O DEM e o PSDB decidiram recorrer ao Tribunal Superior Eleitoral contra a ministra Dilma Rousseff e o presidente Lula, acusando-os de propaganda eleitoral antecipada naquele encontro com os prefeitos. Argumentam: “Realizado o primeiro dia do evento, já se pôde constatar que, a rigor, o seu objetivo principal não era outro senão vincular a criação e a gestão de programas públicos a possíveis candidatos a cargos eletivos do próximo pleito eleitoral". Ou ainda: “O clima eleitoreiro do evento era tão evidente que os participantes dos encontro poderiam até mesmo levar de recordação fotografias digitalmente montadas com as 'estrelas' do evento: o Presidente da República e a sua candidata preferida à sucessão presidencial". Os partidos pedem que os dois sejam advertidos e multados.

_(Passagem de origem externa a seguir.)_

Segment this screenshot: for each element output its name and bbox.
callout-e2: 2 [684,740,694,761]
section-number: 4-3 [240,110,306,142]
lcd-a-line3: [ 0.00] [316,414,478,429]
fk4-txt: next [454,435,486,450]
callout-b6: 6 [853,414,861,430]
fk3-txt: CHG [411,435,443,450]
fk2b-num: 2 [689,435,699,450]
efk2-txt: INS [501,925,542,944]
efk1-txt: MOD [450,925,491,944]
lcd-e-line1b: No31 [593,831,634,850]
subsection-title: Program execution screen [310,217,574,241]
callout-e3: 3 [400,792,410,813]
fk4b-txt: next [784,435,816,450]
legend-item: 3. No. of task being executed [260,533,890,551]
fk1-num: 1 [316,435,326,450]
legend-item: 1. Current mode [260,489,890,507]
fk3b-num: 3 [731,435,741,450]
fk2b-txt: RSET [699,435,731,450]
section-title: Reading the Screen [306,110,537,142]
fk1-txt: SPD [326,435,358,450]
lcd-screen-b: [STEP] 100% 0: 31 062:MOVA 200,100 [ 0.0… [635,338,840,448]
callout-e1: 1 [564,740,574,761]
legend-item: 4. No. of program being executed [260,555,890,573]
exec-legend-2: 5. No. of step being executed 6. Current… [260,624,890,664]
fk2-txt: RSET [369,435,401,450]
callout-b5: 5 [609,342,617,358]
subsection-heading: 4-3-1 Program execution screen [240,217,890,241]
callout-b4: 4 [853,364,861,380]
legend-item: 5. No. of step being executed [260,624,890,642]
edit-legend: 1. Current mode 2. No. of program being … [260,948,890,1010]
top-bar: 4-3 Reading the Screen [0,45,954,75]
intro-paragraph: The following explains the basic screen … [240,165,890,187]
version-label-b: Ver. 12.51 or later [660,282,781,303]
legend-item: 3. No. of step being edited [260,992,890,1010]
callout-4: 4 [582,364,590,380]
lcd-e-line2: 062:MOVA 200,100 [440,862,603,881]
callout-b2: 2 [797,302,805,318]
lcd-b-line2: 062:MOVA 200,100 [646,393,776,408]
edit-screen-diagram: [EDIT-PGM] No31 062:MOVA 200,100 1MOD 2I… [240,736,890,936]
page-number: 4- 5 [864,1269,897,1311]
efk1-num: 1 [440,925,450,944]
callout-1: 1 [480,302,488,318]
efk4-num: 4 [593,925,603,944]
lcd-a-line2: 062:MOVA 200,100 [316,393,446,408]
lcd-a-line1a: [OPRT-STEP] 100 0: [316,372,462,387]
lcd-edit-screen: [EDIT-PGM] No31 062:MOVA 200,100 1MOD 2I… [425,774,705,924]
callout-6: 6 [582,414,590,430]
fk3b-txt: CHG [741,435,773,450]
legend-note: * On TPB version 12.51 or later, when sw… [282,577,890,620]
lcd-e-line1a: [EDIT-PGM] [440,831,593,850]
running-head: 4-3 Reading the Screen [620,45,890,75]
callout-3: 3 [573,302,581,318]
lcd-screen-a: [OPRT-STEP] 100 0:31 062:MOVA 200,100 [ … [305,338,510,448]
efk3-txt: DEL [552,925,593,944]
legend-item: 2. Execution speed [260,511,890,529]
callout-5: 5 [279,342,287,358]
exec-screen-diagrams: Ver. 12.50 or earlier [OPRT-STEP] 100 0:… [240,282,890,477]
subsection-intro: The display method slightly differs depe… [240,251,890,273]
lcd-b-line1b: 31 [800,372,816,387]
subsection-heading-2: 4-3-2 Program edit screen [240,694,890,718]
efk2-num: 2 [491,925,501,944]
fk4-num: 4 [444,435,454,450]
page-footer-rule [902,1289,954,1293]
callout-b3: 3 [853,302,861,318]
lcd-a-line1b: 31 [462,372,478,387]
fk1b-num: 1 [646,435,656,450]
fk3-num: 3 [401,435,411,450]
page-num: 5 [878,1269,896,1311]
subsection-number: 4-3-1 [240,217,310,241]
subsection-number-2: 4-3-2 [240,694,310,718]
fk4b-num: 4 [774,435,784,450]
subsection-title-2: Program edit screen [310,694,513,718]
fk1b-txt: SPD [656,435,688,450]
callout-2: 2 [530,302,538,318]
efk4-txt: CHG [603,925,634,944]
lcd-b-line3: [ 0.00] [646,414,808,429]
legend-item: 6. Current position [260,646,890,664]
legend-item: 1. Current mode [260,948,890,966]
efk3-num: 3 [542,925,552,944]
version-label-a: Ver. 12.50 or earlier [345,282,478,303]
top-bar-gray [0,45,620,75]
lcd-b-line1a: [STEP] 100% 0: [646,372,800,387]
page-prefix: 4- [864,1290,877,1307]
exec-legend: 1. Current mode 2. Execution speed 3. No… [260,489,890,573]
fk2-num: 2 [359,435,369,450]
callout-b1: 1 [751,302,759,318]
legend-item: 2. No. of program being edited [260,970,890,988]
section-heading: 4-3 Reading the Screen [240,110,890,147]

Além da representação, os partidos fazem uma consulta ao TSE: querem saber se a divulgação da tese de que a continuidade de obras públicas depende da eleição deste ou daquele não configura propaganda eleitoral antecipada. E citam jurisprudência do tribunal, que parece ter sido redigida para descrever a ação de Lula e Dilma no palanque, a saber: faz propaganda eleitoral fora de hora “aquele que leva ao conhecimento geral, ainda que de forma dissimulada, a candidatura, mesmo que apenas postulada, a ação política que se pretende desenvolver ou razões que induzam a concluir que o beneficiário é o mais apto ao exercício de função pública".
Pois bem. Vou fazer de novo a minha pergunta, apelando à Roma Antiga, com algum sotaque shakespeariano: O TRIBUNAL QUE PUNIU CÁSSIO TERÁ A CORAGEM DE PUNIR CÉSAR, MINISTRO AYRES BRITTO?